UniGRPO:推理驅動視覺生成的統一策略優化
UniGRPO: Unified Policy Optimization for Reasoning-Driven Visual Generation
March 24, 2026
作者: Jie Liu, Zilyu Ye, Linxiao Yuan, Shenhan Zhu, Yu Gao, Jie Wu, Kunchang Li, Xionghui Wang, Xiaonan Nie, Weilin Huang, Wanli Ouyang
cs.AI
摘要
能夠進行交錯生成的統一模型已成為一個前景廣闊的範式,學術界逐漸趨向於採用自迴歸建模處理文本生成,並以流匹配技術處理圖像生成。為推進此方向,我們提出了一個專為交錯生成設計的統一強化學習框架。我們以該框架的基本單元——單輪推理驅動的圖像生成——進行驗證:模型先通過推理擴展用戶提示詞,再進行圖像合成。通過將此多模態生成過程建模為具有稀疏終端獎勵的馬爾可夫決策過程,我們提出UniGRPO框架,利用GRPO聯合優化文本與圖像生成策略。秉持極簡主義方法以避免過度設計,我們無縫整合標準GRPO用於推理和FlowGRPO用於視覺合成,從而充分利用兩種模態的成熟訓練方案。為確保擴展至多輪交錯生成的可行性,我們對原始FlowGRPO進行兩項關鍵改進:(1)取消無分類器引導機制,以維持線性、無分支的決策軌跡,這對擴展至涉及多輪交互與多條件生成(如編輯)的複雜場景至關重要;(2)將潛空間KL懲罰項替換為對速度場直接施加的MSE懲罰項,通過更魯棒且直觀的正則化信號有效抑制獎勵破解現象。實驗表明,此統一訓練方案能通過推理顯著提升圖像生成質量,為未來完全交錯模型的訓練後優化提供了可擴展的強健基線。
English
Unified models capable of interleaved generation have emerged as a promising paradigm, with the community increasingly converging on autoregressive modeling for text and flow matching for image generation. To advance this direction, we propose a unified reinforcement learning framework tailored for interleaved generation. We validate our approach on its fundamental unit: a single round of reasoning-driven image generation, where the model first expands the user prompt through reasoning, followed by image synthesis. Formulating this multimodal generation process as a Markov Decision Process with sparse terminal rewards, we introduce UniGRPO to jointly optimize text and image generation policies using GRPO. Adopting a minimalist methodology to avoid over-design, we leverage established training recipes for both modalities by seamlessly integrating standard GRPO for reasoning and FlowGRPO for visual synthesis.

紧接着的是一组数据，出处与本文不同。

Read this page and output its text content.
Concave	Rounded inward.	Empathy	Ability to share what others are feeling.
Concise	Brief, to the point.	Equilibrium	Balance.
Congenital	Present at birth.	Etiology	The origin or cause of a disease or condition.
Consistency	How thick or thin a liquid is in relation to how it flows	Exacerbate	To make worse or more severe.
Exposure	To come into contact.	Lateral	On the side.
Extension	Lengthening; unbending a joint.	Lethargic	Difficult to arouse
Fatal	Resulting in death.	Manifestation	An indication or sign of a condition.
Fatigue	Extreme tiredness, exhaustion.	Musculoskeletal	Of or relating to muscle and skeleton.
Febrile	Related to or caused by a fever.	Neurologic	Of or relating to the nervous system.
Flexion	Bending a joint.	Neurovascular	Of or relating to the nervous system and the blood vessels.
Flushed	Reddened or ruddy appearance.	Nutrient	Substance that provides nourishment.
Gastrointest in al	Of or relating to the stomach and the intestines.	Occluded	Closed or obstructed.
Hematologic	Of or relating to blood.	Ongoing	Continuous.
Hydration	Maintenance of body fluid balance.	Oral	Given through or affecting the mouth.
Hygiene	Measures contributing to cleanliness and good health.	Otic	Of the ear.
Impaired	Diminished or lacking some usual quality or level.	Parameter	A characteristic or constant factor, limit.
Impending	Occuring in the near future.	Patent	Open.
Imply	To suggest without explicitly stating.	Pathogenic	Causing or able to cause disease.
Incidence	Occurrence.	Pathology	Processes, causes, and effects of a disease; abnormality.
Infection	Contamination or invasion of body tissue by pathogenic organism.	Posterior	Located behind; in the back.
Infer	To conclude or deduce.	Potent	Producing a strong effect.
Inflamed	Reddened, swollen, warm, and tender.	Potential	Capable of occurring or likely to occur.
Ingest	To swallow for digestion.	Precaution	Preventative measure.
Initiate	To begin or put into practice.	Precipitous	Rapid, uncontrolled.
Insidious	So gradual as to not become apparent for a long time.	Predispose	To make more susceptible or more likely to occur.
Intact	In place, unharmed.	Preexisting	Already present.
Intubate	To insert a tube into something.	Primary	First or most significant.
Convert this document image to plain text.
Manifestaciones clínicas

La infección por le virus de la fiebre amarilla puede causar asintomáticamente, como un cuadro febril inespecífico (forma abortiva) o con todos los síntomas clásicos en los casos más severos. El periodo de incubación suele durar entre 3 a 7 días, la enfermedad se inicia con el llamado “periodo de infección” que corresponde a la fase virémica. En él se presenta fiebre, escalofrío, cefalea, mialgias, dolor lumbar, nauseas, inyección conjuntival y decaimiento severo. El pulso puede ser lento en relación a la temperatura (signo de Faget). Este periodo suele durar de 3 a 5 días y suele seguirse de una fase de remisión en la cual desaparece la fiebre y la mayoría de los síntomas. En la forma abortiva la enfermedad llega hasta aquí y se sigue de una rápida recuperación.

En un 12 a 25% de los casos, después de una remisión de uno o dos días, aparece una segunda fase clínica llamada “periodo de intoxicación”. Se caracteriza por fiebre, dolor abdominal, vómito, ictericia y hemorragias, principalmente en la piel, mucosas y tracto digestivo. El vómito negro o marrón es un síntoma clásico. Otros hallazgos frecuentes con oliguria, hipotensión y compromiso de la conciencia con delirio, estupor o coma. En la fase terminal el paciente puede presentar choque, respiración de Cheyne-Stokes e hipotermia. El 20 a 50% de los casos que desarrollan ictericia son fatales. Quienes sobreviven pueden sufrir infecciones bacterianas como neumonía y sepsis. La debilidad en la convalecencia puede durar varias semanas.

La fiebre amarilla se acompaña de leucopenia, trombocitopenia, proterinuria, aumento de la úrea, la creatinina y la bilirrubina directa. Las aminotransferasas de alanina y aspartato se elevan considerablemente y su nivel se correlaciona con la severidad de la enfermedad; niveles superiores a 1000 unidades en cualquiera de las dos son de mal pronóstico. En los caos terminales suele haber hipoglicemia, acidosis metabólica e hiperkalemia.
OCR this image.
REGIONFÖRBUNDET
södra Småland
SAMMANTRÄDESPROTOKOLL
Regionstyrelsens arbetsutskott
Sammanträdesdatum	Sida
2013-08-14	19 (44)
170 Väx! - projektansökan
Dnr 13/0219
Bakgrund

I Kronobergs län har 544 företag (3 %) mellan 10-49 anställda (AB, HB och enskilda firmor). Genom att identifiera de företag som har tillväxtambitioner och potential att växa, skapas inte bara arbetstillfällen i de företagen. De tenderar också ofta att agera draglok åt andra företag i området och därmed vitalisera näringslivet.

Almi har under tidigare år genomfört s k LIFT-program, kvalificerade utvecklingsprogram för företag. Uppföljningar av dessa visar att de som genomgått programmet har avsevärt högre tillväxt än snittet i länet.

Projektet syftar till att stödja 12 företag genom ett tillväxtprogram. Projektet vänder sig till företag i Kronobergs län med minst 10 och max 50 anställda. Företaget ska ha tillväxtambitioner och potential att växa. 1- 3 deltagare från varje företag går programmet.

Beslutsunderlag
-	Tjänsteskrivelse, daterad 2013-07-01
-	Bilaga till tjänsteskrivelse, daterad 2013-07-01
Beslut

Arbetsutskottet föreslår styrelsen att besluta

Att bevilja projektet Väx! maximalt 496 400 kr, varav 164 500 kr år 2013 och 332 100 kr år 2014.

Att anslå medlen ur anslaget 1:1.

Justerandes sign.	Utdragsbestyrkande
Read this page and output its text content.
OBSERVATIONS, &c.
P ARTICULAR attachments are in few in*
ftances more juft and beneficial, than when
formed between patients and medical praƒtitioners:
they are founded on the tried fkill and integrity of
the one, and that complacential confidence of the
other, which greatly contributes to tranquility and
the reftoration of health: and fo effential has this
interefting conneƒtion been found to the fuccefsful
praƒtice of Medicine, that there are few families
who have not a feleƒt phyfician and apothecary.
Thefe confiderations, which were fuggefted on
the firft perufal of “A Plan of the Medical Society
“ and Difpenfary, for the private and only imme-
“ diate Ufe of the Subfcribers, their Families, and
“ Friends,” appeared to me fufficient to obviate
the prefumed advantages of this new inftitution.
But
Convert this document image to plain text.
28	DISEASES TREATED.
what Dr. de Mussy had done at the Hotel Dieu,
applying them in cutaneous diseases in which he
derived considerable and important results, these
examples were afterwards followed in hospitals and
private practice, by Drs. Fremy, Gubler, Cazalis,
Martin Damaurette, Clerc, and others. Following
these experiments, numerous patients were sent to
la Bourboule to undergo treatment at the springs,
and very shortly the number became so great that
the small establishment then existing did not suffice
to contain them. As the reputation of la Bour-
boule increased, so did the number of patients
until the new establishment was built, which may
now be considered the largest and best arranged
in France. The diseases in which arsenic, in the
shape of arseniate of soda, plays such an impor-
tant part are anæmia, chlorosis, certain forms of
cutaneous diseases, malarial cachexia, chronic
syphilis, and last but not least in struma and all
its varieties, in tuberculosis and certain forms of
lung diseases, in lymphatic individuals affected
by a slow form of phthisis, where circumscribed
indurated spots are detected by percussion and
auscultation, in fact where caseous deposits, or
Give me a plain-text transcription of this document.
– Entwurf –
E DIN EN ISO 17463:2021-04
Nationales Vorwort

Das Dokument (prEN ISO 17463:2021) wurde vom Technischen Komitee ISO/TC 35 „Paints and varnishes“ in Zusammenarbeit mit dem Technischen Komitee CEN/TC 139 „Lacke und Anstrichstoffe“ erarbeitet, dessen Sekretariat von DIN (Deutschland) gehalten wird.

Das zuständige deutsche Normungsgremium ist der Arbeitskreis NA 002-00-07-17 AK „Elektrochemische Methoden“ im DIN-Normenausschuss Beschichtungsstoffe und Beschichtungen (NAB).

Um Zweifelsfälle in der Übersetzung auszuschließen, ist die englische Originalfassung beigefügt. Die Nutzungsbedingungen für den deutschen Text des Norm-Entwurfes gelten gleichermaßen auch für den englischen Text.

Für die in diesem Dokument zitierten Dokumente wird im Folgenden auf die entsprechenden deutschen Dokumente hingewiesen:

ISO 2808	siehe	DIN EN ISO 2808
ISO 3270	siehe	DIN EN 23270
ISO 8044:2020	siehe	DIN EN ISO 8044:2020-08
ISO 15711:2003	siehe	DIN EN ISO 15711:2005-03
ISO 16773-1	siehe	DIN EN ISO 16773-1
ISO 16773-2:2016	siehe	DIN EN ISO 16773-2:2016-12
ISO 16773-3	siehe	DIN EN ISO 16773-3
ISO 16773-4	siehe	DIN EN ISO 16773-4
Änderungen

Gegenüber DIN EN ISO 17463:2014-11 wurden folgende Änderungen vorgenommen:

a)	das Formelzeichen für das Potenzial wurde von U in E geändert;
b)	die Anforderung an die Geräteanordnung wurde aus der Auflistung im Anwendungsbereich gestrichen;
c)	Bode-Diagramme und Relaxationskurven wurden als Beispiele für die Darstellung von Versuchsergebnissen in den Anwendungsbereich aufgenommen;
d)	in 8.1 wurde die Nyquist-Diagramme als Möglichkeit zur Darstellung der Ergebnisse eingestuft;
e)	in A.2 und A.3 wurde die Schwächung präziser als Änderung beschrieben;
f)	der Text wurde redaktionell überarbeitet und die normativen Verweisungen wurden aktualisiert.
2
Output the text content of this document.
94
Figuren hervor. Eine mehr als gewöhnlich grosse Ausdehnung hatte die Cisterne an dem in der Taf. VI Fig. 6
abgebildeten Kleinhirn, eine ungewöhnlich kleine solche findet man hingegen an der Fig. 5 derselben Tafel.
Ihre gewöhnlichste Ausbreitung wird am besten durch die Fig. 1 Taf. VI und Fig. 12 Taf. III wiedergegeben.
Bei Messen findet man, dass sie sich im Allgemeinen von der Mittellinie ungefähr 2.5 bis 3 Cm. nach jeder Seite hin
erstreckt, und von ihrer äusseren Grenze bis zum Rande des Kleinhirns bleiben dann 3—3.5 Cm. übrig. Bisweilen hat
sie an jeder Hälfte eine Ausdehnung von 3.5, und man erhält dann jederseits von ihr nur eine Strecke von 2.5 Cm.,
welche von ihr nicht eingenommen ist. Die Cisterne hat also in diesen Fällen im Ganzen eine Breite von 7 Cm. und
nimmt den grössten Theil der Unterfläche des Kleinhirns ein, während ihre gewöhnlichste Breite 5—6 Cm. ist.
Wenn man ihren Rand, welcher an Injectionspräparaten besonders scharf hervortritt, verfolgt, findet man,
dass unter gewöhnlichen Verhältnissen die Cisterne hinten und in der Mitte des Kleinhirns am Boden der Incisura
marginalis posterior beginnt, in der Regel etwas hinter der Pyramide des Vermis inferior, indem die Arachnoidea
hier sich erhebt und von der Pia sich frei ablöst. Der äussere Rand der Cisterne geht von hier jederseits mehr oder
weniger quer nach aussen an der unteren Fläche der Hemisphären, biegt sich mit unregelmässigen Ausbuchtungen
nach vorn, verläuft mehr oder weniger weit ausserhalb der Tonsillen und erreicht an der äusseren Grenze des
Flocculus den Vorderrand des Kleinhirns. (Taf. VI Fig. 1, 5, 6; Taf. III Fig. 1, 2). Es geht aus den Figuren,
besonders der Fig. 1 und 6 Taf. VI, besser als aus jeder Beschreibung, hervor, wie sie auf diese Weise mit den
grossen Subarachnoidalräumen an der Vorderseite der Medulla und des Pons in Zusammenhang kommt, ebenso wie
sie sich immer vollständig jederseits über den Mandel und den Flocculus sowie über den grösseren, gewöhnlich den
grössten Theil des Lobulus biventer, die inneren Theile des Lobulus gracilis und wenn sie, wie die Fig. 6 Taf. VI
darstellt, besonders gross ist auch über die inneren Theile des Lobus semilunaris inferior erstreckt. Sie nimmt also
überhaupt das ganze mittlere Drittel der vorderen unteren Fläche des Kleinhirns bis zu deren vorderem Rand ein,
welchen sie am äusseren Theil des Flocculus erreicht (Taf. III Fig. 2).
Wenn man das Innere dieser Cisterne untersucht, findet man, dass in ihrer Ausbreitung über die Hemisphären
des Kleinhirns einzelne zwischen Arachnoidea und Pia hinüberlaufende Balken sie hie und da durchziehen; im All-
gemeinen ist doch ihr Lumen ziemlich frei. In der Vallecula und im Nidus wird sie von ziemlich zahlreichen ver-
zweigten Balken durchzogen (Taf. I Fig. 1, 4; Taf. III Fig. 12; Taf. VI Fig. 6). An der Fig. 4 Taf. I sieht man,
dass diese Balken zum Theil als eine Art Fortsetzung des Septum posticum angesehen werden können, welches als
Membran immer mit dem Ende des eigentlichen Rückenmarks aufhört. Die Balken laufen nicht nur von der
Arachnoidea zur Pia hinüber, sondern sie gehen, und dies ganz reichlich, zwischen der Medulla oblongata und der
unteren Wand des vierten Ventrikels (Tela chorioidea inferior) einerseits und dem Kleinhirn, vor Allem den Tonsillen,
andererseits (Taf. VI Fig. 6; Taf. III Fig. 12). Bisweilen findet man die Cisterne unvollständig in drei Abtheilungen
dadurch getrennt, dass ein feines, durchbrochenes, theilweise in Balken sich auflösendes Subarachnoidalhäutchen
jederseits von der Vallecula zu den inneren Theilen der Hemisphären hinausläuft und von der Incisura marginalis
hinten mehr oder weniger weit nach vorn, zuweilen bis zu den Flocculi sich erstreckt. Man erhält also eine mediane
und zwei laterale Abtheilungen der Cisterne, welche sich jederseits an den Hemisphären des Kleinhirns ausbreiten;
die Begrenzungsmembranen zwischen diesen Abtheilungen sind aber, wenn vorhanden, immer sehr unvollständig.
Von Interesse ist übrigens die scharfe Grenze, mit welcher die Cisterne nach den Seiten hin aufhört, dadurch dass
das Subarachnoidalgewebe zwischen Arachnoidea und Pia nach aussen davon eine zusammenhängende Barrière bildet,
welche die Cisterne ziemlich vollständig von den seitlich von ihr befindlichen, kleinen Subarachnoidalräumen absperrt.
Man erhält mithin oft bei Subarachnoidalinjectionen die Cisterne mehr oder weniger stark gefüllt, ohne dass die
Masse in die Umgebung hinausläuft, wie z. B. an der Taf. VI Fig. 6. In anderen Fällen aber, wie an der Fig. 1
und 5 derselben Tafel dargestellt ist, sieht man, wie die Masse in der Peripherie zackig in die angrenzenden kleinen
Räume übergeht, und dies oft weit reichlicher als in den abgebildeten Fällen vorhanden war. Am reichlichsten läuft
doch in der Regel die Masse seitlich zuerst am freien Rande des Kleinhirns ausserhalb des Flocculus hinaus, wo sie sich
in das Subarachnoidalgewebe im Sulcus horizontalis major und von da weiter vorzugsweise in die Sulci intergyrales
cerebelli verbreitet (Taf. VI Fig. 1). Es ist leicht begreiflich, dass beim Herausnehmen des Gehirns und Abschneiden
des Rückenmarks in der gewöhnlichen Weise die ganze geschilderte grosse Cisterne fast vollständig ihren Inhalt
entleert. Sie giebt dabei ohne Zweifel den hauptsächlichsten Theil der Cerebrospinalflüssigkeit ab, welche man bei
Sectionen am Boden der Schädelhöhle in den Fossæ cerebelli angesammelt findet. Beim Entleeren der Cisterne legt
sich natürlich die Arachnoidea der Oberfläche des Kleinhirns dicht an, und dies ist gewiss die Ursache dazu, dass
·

To ensure scalability to multi-round interleaved generation, we introduce two critical modifications to the original FlowGRPO: (1) eliminating classifier-free guidance to maintain linear, unbranched rollouts, which is essential for scaling to complex scenarios involving multi-turn interactions and multi-condition generation (e.g., editing); and (2) replacing the standard latent KL penalty with an MSE penalty directly on the velocity fields, providing a more robust and direct regularization signal to mitigate reward hacking effectively. Our experiments demonstrate that this unified training recipe significantly enhances image generation quality through reasoning, providing a robust and scalable baseline for the future post-training of fully interleaved models.